Our pedological approach to teaching this subject in the Robert Piggott CE Schools:


We aim to foster an enjoyment and appreciation of music to include the development of an understanding of the elements of music: pitch, dynamics, duration, tempo, timbre, texture and structure. Furthermore, we aim to encourage self-expression through music and to develop an awareness of the music of ours and other cultures including an awareness of a variety of musical styles.


We work with the children to develop a range of musical skills including listening, appraising, composing, interpreting and memorising.  At our school, we believe the opportunity to be able to play a musical instrument is very important to a person’s development and we also try to develop familiarity with a range of musical instruments. As part of their musical understanding, children are encouraged to explore how music can create moods and feelings and provoke an emotional response.

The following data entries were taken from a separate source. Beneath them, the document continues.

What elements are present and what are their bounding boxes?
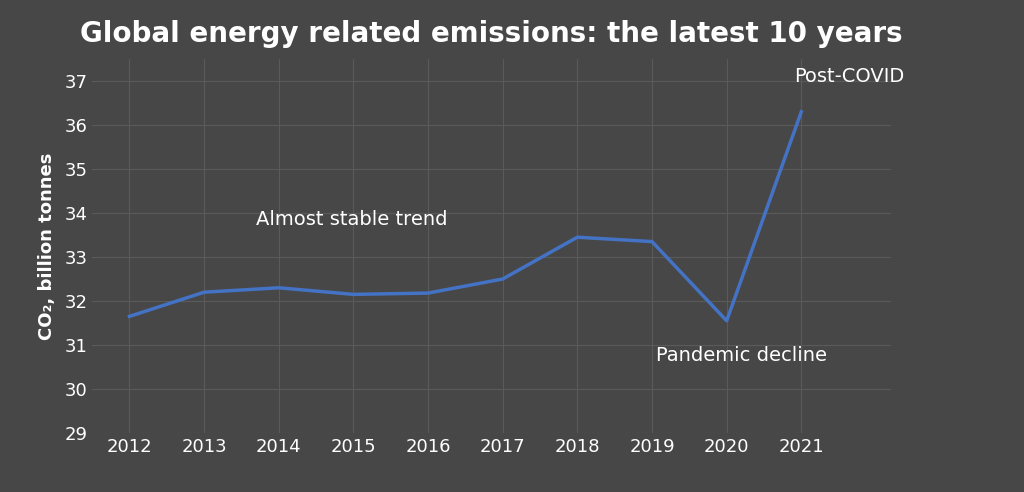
Text: Pandemic decline: Pandemic decline <box>655 346 826 366</box>
Title: Global energy related emissions: the latest 10 years: Global energy related emissions: the lat… <box>80 20 903 48</box>
Text: Almost stable trend: Almost stable trend <box>256 210 447 229</box>
Text: Post-COVID: Post-COVID <box>794 67 904 86</box>
Y-axis label: CO₂, billion tonnes: CO₂, billion tonnes <box>38 153 56 339</box>
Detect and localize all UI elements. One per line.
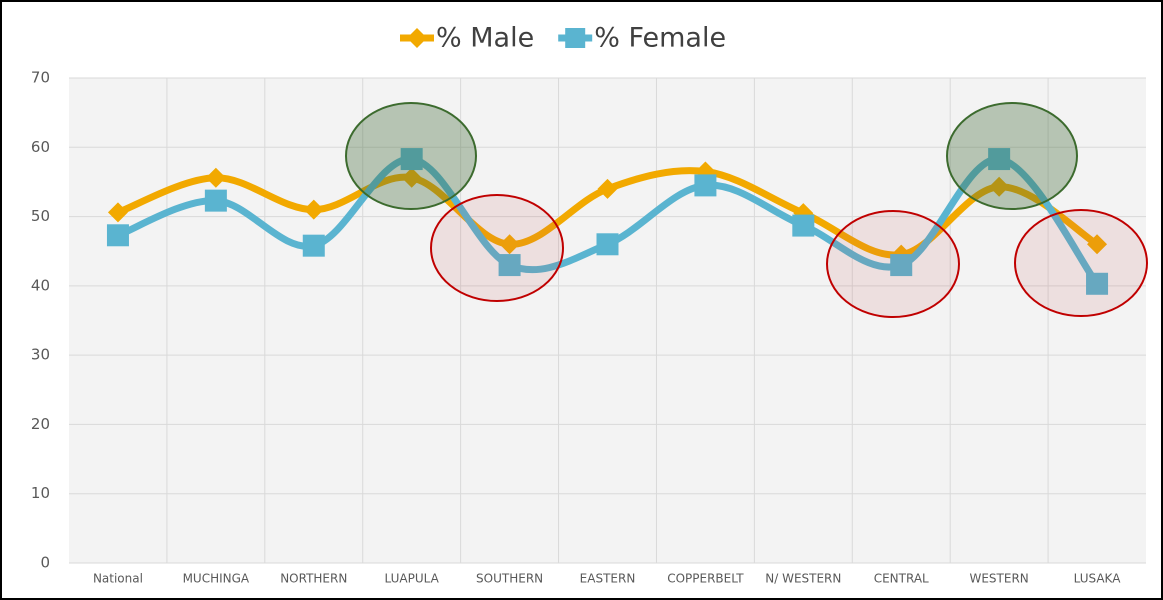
y-tick-label: 0 (40, 554, 50, 572)
x-tick-label: COPPERBELT (667, 572, 744, 586)
x-tick-label: EASTERN (580, 572, 636, 586)
marker (792, 214, 815, 237)
legend-label: % Female (594, 23, 726, 54)
x-tick-label: LUSAKA (1074, 572, 1122, 586)
marker (106, 224, 129, 247)
annotations (345, 102, 1148, 318)
marker (1086, 272, 1109, 295)
legend: % Male % Female (400, 23, 726, 54)
x-tick-label: NORTHERN (280, 572, 347, 586)
highlight-ellipse (826, 210, 960, 318)
marker (1087, 234, 1108, 255)
marker (204, 189, 227, 212)
marker (565, 28, 586, 48)
marker (401, 167, 422, 188)
highlight-ellipse (345, 102, 477, 210)
marker (499, 234, 520, 255)
marker (205, 167, 226, 188)
marker (988, 148, 1011, 171)
highlight-ellipse (430, 194, 564, 302)
x-tick-label: WESTERN (969, 572, 1028, 586)
x-tick-label: National (93, 572, 143, 586)
marker (597, 178, 618, 199)
marker (596, 233, 619, 256)
x-tick-label: LUAPULA (385, 572, 440, 586)
marker (989, 176, 1010, 197)
marker (302, 234, 325, 257)
x-tick-label: CENTRAL (874, 572, 929, 586)
x-tick-label: N/ WESTERN (765, 572, 841, 586)
y-tick-label: 40 (31, 276, 50, 294)
y-tick-label: 60 (31, 138, 50, 156)
marker (400, 148, 423, 171)
y-tick-label: 30 (31, 346, 50, 364)
marker (407, 28, 427, 48)
plot-background (69, 78, 1146, 563)
marker (303, 199, 324, 220)
x-tick-label: MUCHINGA (183, 572, 250, 586)
y-tick-label: 70 (31, 69, 50, 87)
y-tick-label: 20 (31, 415, 50, 433)
marker (890, 254, 913, 277)
y-tick-label: 10 (31, 484, 50, 502)
marker (694, 174, 717, 197)
legend-label: % Male (436, 23, 534, 54)
marker (498, 254, 521, 277)
x-tick-label: SOUTHERN (476, 572, 543, 586)
highlight-ellipse (946, 102, 1078, 210)
y-tick-label: 50 (31, 207, 50, 225)
marker (107, 202, 128, 223)
highlight-ellipse (1014, 209, 1148, 317)
plot (106, 148, 1109, 295)
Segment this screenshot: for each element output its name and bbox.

We use the ‘Charanga” scheme as a basis for most of our music teaching. Through our long-term planning we link the scheme to topics where relevant. In some topics we use additional teacher material to ensure that children receive the best opportunities possible.


During Year 3 and 4, children spend one term learning an instrument with specialist teaching from Berkshire Maestros.





The impact of our Music curriculum can be constantly monitored through both formative and summative assessment opportunities. Each lesson includes

guidance to support teachers in assessing pupils against the learning objectives and at the end of each unit there is often a performance element where teachers can make a summative assessment of pupils’ learning.

Assessment quizzes and knowledge catchers are used throughout each unit. These can be used at the start and/or end of a unit to measure pupil progress.

After the implementation of our music curriculum, pupils leave school equipped with a range of skills to enable them to succeed in their secondary education and to be able to enjoy and appreciate music throughout their lives.

The expected impact is that children will:

  • Be confident performers, composers and listeners and will be able to express themselves musically at and beyond school.
  • Show an appreciation and respect for a wide range of musical styles from around the world and will understand how music is influenced by the wider cultural, social, and historical contexts in which it is developed.
  • Understand the ways in which music can be written down to support performing and composing activities.
  • Demonstrate and articulate an enthusiasm for music and be able to identify their own personal musical preferences.
  • Meet the end of key stage expectations outlined in the National curriculum for Music.
  • Understand and appreciate that music can help them to understand and express their emotions and help to regulate them too.